A pig and a chicken are walking down a road. The chicken looks at the pig and says, “Hey, why don’t we open a restaurant?” The pig looks back at the chicken and says, “Good idea, what do you want to call it?” The chicken thinks about it and says, “Why don’t we call it ‘Ham and Eggs’?” “I don’t think so,” says the pig, “I’d be committed but you’d only be involved.”

So the chickens – the users, managers and other stakeholders who contribute to the outcome – are all important participants, but the bacon will come from the product owner (the person keeping the product definition up-to-date in the product backlog) and the scrum master (the person making sure that everyone is working together as they should be) and the team itself – the people doing the programming.

That all sounds very good, and promises to save money and secure very high quality.
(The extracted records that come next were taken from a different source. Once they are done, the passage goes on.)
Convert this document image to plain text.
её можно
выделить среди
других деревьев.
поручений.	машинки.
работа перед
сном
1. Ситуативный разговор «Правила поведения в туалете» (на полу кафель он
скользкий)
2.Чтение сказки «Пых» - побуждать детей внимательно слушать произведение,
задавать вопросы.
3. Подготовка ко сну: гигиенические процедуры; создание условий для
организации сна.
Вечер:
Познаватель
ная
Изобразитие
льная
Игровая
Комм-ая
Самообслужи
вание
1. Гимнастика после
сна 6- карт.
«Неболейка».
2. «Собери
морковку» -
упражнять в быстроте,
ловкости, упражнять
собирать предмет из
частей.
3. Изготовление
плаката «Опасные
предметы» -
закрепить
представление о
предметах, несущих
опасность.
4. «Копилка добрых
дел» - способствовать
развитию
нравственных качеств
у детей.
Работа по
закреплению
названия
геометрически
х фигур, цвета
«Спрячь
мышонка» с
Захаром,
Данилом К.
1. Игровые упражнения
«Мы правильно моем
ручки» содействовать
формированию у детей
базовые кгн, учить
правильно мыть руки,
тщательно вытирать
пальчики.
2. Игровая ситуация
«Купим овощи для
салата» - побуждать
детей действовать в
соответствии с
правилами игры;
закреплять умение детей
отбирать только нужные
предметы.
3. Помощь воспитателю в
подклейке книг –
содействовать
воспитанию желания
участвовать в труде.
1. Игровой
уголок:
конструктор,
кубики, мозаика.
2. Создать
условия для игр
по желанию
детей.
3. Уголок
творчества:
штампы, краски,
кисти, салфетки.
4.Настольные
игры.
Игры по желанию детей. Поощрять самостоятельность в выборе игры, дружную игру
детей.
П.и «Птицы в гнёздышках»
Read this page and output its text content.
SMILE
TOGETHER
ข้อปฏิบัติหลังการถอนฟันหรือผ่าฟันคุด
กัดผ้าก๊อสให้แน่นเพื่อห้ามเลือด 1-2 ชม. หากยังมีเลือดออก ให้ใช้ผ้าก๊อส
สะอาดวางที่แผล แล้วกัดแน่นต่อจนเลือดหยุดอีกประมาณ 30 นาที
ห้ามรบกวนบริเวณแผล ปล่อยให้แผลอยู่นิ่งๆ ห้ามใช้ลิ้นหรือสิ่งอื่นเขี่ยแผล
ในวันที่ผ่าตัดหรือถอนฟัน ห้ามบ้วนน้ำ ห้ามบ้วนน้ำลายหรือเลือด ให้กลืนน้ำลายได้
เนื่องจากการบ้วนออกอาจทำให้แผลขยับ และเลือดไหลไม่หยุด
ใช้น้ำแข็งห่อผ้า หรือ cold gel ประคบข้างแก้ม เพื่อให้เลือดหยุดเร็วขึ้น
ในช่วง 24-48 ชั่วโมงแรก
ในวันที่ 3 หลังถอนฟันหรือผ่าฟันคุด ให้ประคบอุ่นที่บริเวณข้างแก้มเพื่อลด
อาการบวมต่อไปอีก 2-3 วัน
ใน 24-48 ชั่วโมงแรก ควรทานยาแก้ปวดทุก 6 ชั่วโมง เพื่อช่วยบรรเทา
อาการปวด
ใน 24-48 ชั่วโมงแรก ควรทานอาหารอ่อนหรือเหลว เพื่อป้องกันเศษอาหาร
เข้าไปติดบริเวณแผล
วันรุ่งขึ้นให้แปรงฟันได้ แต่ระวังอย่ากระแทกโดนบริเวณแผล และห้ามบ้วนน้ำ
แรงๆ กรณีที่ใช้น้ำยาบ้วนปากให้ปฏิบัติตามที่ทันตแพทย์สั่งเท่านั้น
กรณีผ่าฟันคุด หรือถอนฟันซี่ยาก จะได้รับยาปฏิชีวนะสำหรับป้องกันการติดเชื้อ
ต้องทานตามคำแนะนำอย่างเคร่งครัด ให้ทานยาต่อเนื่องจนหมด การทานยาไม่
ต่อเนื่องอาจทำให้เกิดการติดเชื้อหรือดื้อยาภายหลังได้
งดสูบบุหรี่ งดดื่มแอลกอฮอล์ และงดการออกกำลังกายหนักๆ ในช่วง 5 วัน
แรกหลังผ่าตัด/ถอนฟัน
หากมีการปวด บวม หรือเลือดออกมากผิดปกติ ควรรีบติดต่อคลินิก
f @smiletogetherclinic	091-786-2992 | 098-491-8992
But there are a number of puzzling points that are worth scrutinizing. First of all, it’s very tricky to get around the problem of not having a neatly defined product when you set up contracts and budgets. After all, the managers involved want to know what they will be getting.  Now, the product backlog is a great resource that shows you exactly where you are. But at the outset it is not clearly defined where exactly you are going – that evolves during the entire process. Additional costs may be incurred, or targets may need to be redefined. By contrast, standard projects have contracts with extensive functional specifications that define the targets in great detail and lay outbinding schedule in advance. With Scrum, who is to say if a project is running according to plan at any given point in time?

This is not as much of an issue if a company is applying the method internally, with the product owner marketing the product for his team. But if production has been outsourced and external service providers are producing the software, the product owner is in fact the product buyer. He needs to be involved in the Scrum process in a way that requires an unusual level of collaboration between the buyer and the seller, and this close collaboration is more native to internal projects, especially those run by innovative smaller companies.  One of the key issues, then, is risk management: Who bears the responsibility if problems arise that could postpone the delivery date, cause additional costs or change the focus in ways that were not foreseen and accepted by management? Interesting issues, aren’t they? So from what I have read and heard so far, Scrum seems a great way to go, but the people responsible will certainly be scrutinizing Scrum.